Potential Energy Calculator — Gravitational PE = mgh
Calculate gravitational potential energy using mass, gravity, and height. Explore energy conservation, height vs mass effects, and real physics examples.
Potential energy is stored energy — the energy an object has because of its position rather than its motion. Hold a rock over a cliff and it has potential energy. Release it and that PE converts to kinetic energy as it falls. The conversion between these two forms is one of the most fundamental ideas in all of physics.
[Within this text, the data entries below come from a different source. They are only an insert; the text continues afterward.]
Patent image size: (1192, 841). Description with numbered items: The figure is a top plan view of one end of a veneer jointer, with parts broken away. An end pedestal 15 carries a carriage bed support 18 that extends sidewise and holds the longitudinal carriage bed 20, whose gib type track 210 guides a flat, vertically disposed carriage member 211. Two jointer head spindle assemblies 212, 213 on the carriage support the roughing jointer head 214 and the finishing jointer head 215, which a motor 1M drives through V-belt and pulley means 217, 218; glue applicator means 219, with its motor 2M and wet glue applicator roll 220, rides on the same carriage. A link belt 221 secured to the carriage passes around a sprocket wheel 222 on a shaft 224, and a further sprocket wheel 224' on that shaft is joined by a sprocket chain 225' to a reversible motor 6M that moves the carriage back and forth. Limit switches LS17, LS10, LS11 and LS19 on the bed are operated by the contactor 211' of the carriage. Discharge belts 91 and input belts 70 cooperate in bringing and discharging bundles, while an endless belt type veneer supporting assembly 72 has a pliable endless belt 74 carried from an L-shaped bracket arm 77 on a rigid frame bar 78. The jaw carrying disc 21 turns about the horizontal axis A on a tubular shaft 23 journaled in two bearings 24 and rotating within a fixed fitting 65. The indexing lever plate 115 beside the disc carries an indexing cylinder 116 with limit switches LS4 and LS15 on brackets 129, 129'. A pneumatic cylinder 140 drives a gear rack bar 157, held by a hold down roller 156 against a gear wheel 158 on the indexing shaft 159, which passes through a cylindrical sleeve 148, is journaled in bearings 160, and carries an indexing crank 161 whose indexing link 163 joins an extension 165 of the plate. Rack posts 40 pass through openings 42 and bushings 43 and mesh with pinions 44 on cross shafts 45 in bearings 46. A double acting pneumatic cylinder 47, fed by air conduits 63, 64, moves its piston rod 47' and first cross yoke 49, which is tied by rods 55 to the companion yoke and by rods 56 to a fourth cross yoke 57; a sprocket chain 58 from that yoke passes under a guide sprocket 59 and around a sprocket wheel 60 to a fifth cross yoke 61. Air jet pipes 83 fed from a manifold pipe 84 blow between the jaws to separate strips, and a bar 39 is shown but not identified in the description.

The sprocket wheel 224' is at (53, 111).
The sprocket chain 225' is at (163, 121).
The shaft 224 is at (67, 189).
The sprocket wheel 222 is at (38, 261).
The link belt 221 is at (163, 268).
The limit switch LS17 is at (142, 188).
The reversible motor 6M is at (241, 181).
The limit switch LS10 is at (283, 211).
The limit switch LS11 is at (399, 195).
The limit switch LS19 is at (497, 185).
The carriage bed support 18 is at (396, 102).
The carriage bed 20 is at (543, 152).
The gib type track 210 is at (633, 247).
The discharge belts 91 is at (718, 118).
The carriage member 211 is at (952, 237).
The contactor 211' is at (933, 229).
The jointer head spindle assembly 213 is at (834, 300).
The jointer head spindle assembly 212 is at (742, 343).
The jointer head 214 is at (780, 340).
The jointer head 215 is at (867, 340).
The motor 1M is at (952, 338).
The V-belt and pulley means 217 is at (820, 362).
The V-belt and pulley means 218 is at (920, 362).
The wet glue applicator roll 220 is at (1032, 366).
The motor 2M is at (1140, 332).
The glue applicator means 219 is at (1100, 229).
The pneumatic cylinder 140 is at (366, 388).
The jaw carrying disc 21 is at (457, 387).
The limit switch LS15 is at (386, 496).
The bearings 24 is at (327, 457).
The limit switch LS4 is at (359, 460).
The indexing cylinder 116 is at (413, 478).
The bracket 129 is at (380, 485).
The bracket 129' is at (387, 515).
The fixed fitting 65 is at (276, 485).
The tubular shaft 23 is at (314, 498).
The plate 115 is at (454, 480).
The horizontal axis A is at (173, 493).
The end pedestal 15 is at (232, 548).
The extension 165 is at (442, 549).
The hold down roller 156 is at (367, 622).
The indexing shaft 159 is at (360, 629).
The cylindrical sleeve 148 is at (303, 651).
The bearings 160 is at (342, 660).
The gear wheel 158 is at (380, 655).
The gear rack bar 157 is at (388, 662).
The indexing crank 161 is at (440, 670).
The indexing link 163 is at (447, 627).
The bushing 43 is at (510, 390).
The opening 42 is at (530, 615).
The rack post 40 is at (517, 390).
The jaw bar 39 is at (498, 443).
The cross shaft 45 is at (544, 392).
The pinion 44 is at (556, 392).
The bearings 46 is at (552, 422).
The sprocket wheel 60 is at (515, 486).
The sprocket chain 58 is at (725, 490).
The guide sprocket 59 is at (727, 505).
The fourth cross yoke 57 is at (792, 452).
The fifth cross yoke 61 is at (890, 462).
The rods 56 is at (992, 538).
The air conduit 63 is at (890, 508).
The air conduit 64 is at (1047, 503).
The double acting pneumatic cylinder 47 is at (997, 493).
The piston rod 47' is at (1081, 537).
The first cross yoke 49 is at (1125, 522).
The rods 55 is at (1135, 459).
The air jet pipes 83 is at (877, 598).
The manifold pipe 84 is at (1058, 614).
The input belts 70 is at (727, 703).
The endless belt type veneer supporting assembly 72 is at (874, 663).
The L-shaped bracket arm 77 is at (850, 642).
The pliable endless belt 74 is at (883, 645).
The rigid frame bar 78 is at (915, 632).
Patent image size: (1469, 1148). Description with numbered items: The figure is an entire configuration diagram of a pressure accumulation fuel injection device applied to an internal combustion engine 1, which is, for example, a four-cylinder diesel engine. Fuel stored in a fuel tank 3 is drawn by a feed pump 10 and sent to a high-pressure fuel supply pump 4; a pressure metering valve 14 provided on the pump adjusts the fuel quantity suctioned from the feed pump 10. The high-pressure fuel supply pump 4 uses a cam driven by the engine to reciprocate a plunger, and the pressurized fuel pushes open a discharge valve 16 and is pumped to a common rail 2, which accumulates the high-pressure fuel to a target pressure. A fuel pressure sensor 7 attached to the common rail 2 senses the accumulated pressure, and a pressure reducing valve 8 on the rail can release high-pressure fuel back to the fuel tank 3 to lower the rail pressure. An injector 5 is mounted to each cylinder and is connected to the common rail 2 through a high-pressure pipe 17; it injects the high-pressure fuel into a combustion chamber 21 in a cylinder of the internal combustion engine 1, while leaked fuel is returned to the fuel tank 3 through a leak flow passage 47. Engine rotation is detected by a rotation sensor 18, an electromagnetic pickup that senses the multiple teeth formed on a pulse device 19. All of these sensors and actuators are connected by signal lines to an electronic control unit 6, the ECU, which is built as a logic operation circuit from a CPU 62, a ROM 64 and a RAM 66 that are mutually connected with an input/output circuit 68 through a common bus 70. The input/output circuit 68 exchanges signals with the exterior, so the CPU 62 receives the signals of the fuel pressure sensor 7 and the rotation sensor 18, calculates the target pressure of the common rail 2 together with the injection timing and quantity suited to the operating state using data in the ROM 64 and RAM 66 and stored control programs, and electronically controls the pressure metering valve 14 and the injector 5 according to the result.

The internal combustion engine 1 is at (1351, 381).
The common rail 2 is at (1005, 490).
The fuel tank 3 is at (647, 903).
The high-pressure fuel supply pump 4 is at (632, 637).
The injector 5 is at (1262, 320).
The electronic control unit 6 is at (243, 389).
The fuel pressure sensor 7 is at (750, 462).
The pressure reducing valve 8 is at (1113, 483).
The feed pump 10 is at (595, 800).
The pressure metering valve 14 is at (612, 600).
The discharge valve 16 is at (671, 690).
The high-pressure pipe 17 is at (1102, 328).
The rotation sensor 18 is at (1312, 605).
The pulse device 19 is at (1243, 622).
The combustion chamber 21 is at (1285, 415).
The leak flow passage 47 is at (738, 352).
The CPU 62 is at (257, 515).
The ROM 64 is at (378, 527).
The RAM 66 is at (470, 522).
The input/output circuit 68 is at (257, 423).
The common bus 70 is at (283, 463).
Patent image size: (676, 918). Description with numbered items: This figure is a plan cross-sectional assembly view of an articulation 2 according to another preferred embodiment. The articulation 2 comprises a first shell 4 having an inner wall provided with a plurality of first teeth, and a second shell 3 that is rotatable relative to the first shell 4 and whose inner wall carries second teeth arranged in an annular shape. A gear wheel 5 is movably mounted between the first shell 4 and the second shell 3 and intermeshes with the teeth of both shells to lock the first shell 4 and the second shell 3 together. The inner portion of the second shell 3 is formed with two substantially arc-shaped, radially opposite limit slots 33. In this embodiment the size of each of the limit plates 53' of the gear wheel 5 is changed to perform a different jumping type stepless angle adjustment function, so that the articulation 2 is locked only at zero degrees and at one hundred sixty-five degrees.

Use the CalcHub potential energy calculator to compute gravitational PE for any mass, height, and gravitational field.
The Formula
PE = m × g × h- PE = gravitational potential energy (Joules, J)
- m = mass (kg)
- g = gravitational acceleration (9.81 m/s² on Earth's surface)
- h = height above reference point (m)
Energy Conservation in Action
When an object falls from height h with no air resistance:
All PE converts to KE at the bottom:
mgh = ½mv²
Solving for final velocity: v = √(2gh)
A ball dropped from 10 m hits the ground at v = √(2 × 9.81 × 10) ≈ 14 m/s. Notice mass cancels out entirely — a pebble and a bowling ball dropped from the same height hit the ground at the same speed (ignoring air resistance).
PE on Other Planets
| Body | g (m/s²) | PE for 10 kg at 5 m |
|---|---|---|
| Earth | 9.81 | 490.5 J |
| Moon | 1.62 | 81 J |
| Mars | 3.72 | 186 J |
| Jupiter | 24.8 | 1240 J |
Worked Example
A 75 kg hiker climbs from base camp at 2000 m to a peak at 3400 m. How much gravitational PE have they gained?
Height change = 3400 − 2000 = 1400 m
PE = 75 × 9.81 × 1400 = 1,030,050 J ≈ 1030 kJ
That's roughly 246 food calories — just from the height gain, not accounting for metabolic inefficiency (the body is only about 25% efficient, so the actual calorie burn is around 1000 kcal).
Is potential energy "real"?
It's a useful model rather than a physical substance. PE represents the work that a system could do if released. The concept becomes precise when you're careful about reference points, but the energy itself is real in the sense that it accurately predicts outcomes.
What if height is negative?
If an object moves below your reference point, h is negative and so is the change in PE. This is common in problems involving objects falling into wells or below sea level — perfectly fine physically.
Does gravitational PE use mass or weight?
Mass (in kg). Weight is the force (mg in Newtons). The formula PE = mgh uses mass and separately incorporates g. Don't substitute weight for mass, or you'd effectively square gravity.